I refer, of course, to Malala Yousafzai, now 16, who a year ago was the target of a Pakistani Taliban assassination attempt and was this year a nominee for the Nobel Peace Prize. When Brian Williams, on “NBC Nightly News,” discussed with reporter Kate Snow the reaction to the prize’s going instead to the Organization for the Prohibition of Chemical Weapons, Snow said that her 8-year-old daughter had excitedly asked, on waking that morning, “Did she get it?”
I’m not throwing brickbats at the Nobel committee. It chose a worthy winner, an organization with a particularly sensitive job right now of monitoring the Syrian stockpile of chemical weapons. No, what is significant about this story is that Snow’s daughter asked about Malala Yousafzai, not Miley Cyrus.
As I was thinking about what the fascination with Malala might mean, I read a fresh and provocative column in the Star Tribune (Oct. 12), “Let’s give adolescents a chance to grow up,” by Ted Kolderie, who works on education policy redesign at the Center for Policy Studies in St. Paul.
Kolderie begins: “It’s hard to absorb a new idea. So it will take time for us all to see the problem that ‘adolescence’ has become.” Notice: not “the problem that adolescents have become,” but how we think about the teenage years.
Fifty years ago, French scholar Philippe Ariès, in “Centuries of Childhood,” demonstrated that “childhood,” unknown as a concept in the Middle Ages, was an invention of the upper classes in the 16th and 17th centuries and didn’t permeate thought until the 20th century.
The invention of “childhood” has been a blessing. Not so much “adolescence,” Kolderie suggests; he calls it “the artificial extension of childhood past puberty.”
Kolderie offers this catalog of unfortunate consequences of “adolescence”: We deny young people serious responsibilities, keep them out of real work, give them virtually no contact with adults and tell them they have no function except to be schooled (and marketed to). In the process, we diminish them and shortchange ourselves.
Brain imaging shows that the prefrontal cortex, where controlling impulses and planning ahead are concentrated, is still in development in adolescents. Nevertheless, there is no good reason to treat adolescence as an extension of childhood more than as a foreshadowing of adulthood.
And this is where Malala helps point the way.
She nearly lost her life because of her bold and public insistence that girls deserve to be educated every bit as much as boys. Now living in England, she continues to speak out, even to the U.N. General Assembly, despite continuing Taliban threats. It is enormously encouraging to see her emerging as a role model, supplanting a narcissistic media invention like Cyrus.
Local kids working hard for change
And this leads to right here and right now, to a section of St. Cloud Area Community Priority 2: “Empower youth in the community, identify and reduce barriers to recreation, learning, service, and leadership roles for youth.”
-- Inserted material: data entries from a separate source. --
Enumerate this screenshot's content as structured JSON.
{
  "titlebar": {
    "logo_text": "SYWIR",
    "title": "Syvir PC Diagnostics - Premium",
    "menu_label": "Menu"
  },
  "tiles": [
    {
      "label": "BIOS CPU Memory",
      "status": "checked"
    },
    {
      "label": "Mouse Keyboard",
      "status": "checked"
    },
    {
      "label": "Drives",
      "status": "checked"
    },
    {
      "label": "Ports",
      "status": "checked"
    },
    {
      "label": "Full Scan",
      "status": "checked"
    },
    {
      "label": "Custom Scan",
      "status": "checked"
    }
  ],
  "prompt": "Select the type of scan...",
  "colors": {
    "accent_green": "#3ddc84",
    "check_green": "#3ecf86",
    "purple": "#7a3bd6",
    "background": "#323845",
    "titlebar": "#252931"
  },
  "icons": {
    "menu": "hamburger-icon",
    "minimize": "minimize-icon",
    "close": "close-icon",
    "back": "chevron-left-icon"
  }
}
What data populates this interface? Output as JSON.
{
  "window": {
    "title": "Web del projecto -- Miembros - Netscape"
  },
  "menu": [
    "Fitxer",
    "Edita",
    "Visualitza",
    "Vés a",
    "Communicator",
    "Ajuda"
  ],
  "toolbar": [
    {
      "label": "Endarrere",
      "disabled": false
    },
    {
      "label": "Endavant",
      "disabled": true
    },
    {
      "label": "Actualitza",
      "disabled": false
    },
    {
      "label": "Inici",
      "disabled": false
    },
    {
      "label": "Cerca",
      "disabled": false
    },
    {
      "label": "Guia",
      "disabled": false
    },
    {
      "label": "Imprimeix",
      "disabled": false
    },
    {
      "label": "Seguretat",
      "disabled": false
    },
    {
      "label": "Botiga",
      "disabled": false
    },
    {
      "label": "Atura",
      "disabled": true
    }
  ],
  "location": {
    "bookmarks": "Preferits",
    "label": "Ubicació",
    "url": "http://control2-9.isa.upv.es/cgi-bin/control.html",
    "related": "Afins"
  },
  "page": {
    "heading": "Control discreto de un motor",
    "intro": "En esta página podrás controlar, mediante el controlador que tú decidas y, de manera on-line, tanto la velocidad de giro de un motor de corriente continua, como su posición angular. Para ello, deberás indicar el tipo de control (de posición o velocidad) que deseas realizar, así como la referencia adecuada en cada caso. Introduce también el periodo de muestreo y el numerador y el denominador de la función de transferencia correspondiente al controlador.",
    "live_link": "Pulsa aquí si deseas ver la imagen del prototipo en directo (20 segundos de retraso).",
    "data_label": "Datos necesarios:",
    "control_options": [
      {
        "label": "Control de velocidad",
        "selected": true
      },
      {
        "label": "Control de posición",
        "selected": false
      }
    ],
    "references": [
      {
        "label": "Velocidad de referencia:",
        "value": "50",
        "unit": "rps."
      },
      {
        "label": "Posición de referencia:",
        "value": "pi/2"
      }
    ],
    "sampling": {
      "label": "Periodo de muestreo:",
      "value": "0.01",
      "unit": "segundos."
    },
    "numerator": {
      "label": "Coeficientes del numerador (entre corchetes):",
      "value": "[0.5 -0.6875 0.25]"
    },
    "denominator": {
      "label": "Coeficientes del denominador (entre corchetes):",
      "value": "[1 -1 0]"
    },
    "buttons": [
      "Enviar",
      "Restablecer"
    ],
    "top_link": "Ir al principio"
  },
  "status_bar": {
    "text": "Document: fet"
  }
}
The young people are already out there ahead of us. About 400 students from Apollo, Technical, Cathedral, Sauk Rapids and Sartell high schools, North and South junior highs, Kennedy Community School and St. John’s Prep attended the We Day event Oct. 8 in St. Paul.
As reported in the Oct. 14 Times, Jennifer Day, a teacher and We Act coordinator at Tech, said the most surprising part about We Day was the students’ reactions when they returned. They weren’t talking about the performances by famous musicians; they were more excited about ways to get involved.
There are all sorts of practical things we older folks can do too, starting with the way we think. We needn’t be “surprised” when young people want to get involved; we should expect it. When you ponder adolescence and what it means and how it works, let Malala come to mind.